Para mitigar esse cenário, o projeto mapeou fatores e políticas que influenciam a carreira das mulheres em STEM entre 2020 e 2023, além de ter realizado workshops em três países (Brasil, Bolívia e Peru) e desenvolveu um protótipo da aplicação. Para superar desafios como a baixa conscientização, o projeto promove parcerias com universidades, organizações internacionais e órgãos públicos.

2º Workshop das pessoas pesquisadoras desenvolvedoras da plataforma ELLAS na Universidade de Lima (Peru). Créditos: Luciana Salgado
Metodologias e resultados mapeados
A escassez de dados abertos e integrados sobre a trajetória de mulheres em STEM na América Latina motivou a criação da ferramenta. “A falta de dados consistentes e acessíveis é um dos maiores obstáculos para entender e combater as desigualdades de gênero em STEM. A aplicação computacional que estamos desenvolvendo vem para preencher essa lacuna, oferecendo uma base sólida para pesquisadores, formuladores de políticas e organizações”, explica a coordenadora do projeto na UFF.
Estereótipos de gênero, vieses inconscientes, falta de apoio familiar e a ausência de modelos de liderança feminina são alguns dos principais obstáculos identificados pelo projeto. Apesar de estudos comprovarem que a diversidade aumenta a eficiência em equipes científicas e tecnológicas, as mulheres ainda enfrentam barreiras desde a escolha da carreira até a ocupação de posições de liderança. “Desde cedo, as meninas são direcionadas para carreiras relacionadas ao cuidado, enquanto os homens são incentivados a seguir nas área de ciência, tecnologia e de exatas. Isso cria um desequilíbrio que persiste ao longo da vida profissional”, destaca Salgado.

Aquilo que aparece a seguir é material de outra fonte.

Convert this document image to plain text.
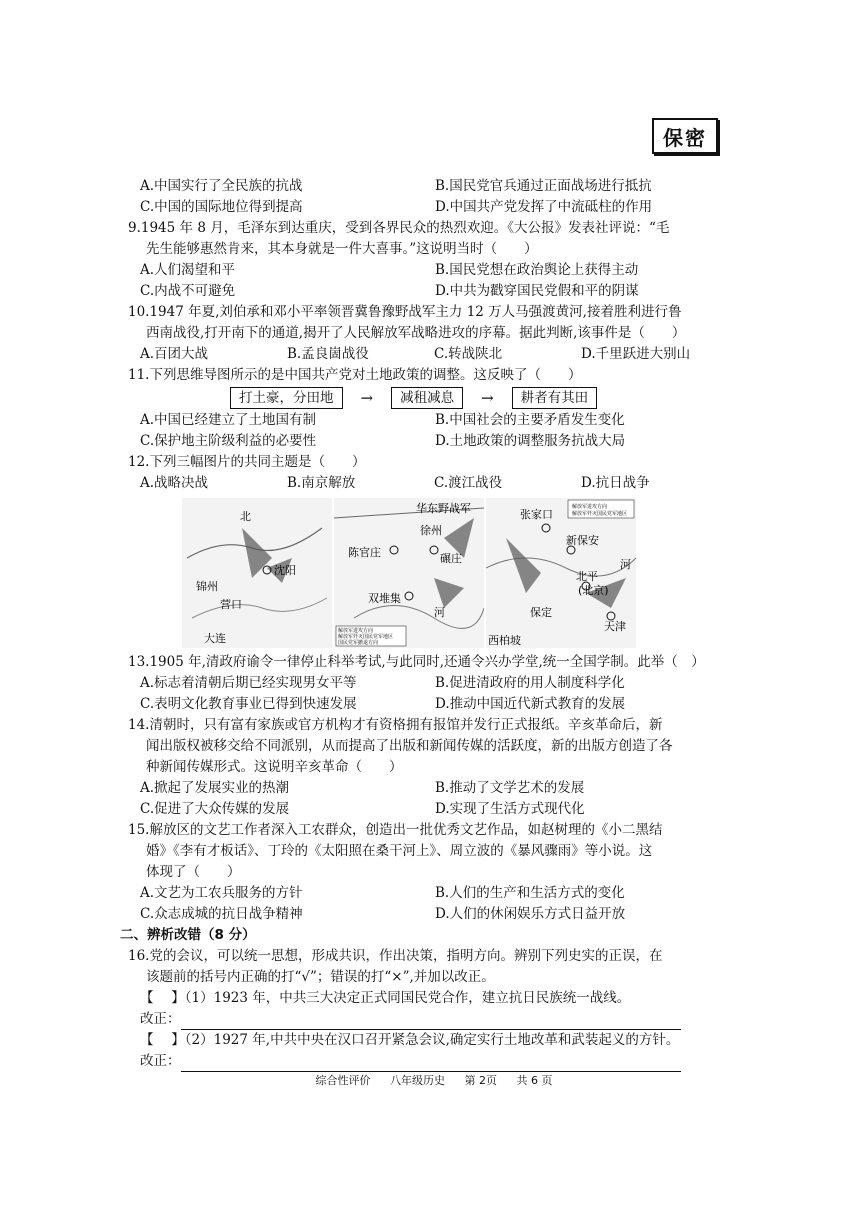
保密
A.中国实行了全民族的抗战	B.国民党官兵通过正面战场进行抵抗
C.中国的国际地位得到提高	D.中国共产党发挥了中流砥柱的作用
9.1945 年 8 月，毛泽东到达重庆，受到各界民众的热烈欢迎。《大公报》发表社评说：“毛
先生能够惠然肯来，其本身就是一件大喜事。”这说明当时（　　）
A.人们渴望和平	B.国民党想在政治舆论上获得主动
C.内战不可避免	D.中共为戳穿国民党假和平的阴谋
10.1947 年夏,刘伯承和邓小平率领晋冀鲁豫野战军主力 12 万人马强渡黄河,接着胜利进行鲁
西南战役,打开南下的通道,揭开了人民解放军战略进攻的序幕。据此判断,该事件是（　　）
A.百团大战	B.孟良崮战役	C.转战陕北	D.千里跃进大别山
11.下列思维导图所示的是中国共产党对土地政策的调整。这反映了（　　）
打土豪，分田地	→	减租减息	→	耕者有其田
A.中国已经建立了土地国有制	B.中国社会的主要矛盾发生变化
C.保护地主阶级利益的必要性	D.土地政策的调整服务抗战大局
12.下列三幅图片的共同主题是（　　）
A.战略决战	B.南京解放	C.渡江战役	D.抗日战争
北
沈阳
锦州
营口
大连
华东野战军
徐州
陈官庄	碾庄
双堆集
河
解放军进攻方向
解放军歼灭国民党军地区
国民党军撤退方向
张家口
新保安
北平
(北京)
天津
保定
西柏坡
河
解放军进攻方向
解放军歼灭国民党军地区
13.1905 年,清政府谕令一律停止科举考试,与此同时,还通令兴办学堂,统一全国学制。此举（　）
A.标志着清朝后期已经实现男女平等	B.促进清政府的用人制度科学化
C.表明文化教育事业已得到快速发展	D.推动中国近代新式教育的发展
14.清朝时，只有富有家族或官方机构才有资格拥有报馆并发行正式报纸。辛亥革命后，新
闻出版权被移交给不同派别，从而提高了出版和新闻传媒的活跃度，新的出版方创造了各
种新闻传媒形式。这说明辛亥革命（　　）
A.掀起了发展实业的热潮	B.推动了文学艺术的发展
C.促进了大众传媒的发展	D.实现了生活方式现代化
15.解放区的文艺工作者深入工农群众，创造出一批优秀文艺作品，如赵树理的《小二黑结
婚》《李有才板话》、丁玲的《太阳照在桑干河上》、周立波的《暴风骤雨》等小说。这
体现了（　　）
A.文艺为工农兵服务的方针	B.人们的生产和生活方式的变化
C.众志成城的抗日战争精神	D.人们的休闲娱乐方式日益开放
二、辨析改错（8 分）
16.党的会议，可以统一思想，形成共识，作出决策，指明方向。辨别下列史实的正误，在
该题前的括号内正确的打“√”；错误的打“×”,并加以改正。
【　 】（1）1923 年，中共三大决定正式同国民党合作，建立抗日民族统一战线。
改正：
【　 】（2）1927 年,中共中央在汉口召开紧急会议,确定实行土地改革和武装起义的方针。
改正：
综合性评价 八年级历史 第 2页 共 6 页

A plataforma utiliza uma metodologia para coleta e curadoria de dados que inclui fontes como mídias sociais, artigos acadêmicos e documentos de políticas públicas. Os dados vão estar em três idiomas – português, espanhol e inglês -, prevendo a colaboração externa com a adição de dados futuros. “Desenvolvemos uma metodologia replicável e transparente para garantir a qualidade dos dados. Cada informação passa por um processo de validação, o que nos permite oferecer análises confiáveis e relevantes”, afirma a professora.

Protótipo da interface da plataforma. Foto: Luciana Salgado
A arquitetura é composta por três camadas: dados, processamento e aplicação. O ambiente usa estruturas de organização de dados (ontologias) e mapas de relacionamento entre informações (grafos de conhecimento) para garantir que os dados sejam facilmente comparáveis e acessíveis. “Cada informação passa por um processo de validação, o que nos permite oferecer análises confiáveis e relevantes, que representará o conhecimento em torno de políticas, fatores e iniciativas”, afirma a coordenadora local do projeto. O processo de mapeamento também incluiu uma busca ativa de produção acadêmica e outros fatores.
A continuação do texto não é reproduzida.